Medico preso a testate, derubato e minacciato

L'aggressione è avvenuta mentre consegnava un lotto di mascherine. «I responsabili li conoscono tutti, ma nessuno denuncia per paura»
I carabinieri stanno indagando sull’aggressione a un medico che stava consegnando delle mascherine
I carabinieri stanno indagando sull’aggressione a un medico che stava consegnando delle mascherine

Prima il furto il portafoglio, poi il pestaggio. Infine le minacce: «Se ti avvicini ti sparo». La consegna di un lotto di mascherine sanitarie a Torbole Casaglia si è trasformata in un incubo un giovane medico. Tutto è accaduto venerdì pomeriggio, verso le 18.30, in via Garibaldi. Il medico stava recapitando del materiale protettivo all’anziano padre di un’amica. Mentre effettuava la consegna ha sorpreso una una coppia di balordi che frugava nella sua auto: lui dall’apparente età di 40anni, lei molto più giovani, entrambi italiani. «Sono bastati pochi attimi – racconta la vittima -: hanno infilato la mano nel finestrino della mia auto, che era leggermente abbassato ed hanno arraffato quello che c’era, compreso il portafogli». Il medico ha abbozzato una reazione. «Trovandoci in giardino il padre della mia amica che era rivolto verso la strada ha visto tutto, e mi ha avvertito cercando di fermare le persone che stavano svaligiando la mia auto». I ladri sono fuggiti veloci con le biciclette allontanandosi dalla via. Il medico dopo aver allertato il 112 ha deciso di cercare di inseguire la coppia di ladri che ha individuato in una prato nella zona Fornaci. A quel punto la situazione è degenerata. «Ero arrabbiato – ammette Pietro, questo il nome del professionista derubato - non ho pensato molto alle conseguenze. Ho deciso di affrontarli intimandogli di seguirmi dai carabinieri. Lui ha reagito con violenza minacciandomi di morte e si è avvicinato, era senza mascherina tra l’altro. All’improvviso mi ha colpito al viso con una testata e scaraventandomi a terra.
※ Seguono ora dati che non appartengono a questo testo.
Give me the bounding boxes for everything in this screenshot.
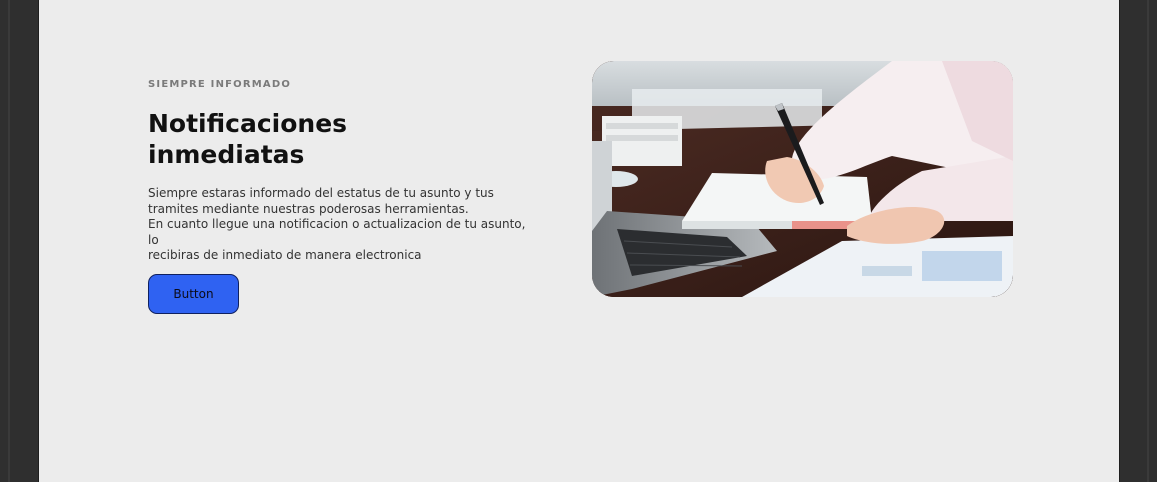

Mi ha spaccato il labbro. Poi sono fuggiti, urlandomi che il portafoglio me l’avevano buttato per strada». Il medico è poi andato al pronto soccorso per le cure. I responsabili dell’aggressione sono conosciuti: si tratterebbe di una coppia che occupa abusivamente una casa abbandonata. Si sono resi protagonisti di diversi furti nella zona, tra cui biciclette, portafogli, oggetti di vario genere sottratti nei negozi. «Il problema è che le vittime spesso hanno paura e non denunciano - afferma Pietro -. Mi hanno derubato di 40 euro, ma la questione non è questa. Gente come quella non va lasciata a piede libero. Indisturbata nel creare caos, e situazioni pericolose. Vanno fermati». Gli episodi attribuibili secondo diversi residenti, di furti e minacce sono innumerevoli. Ora la denuncia per l’aggressione e il furto c’è, e a quanto pare, i carabinieri sono già risaliti all’identità della coppia. •.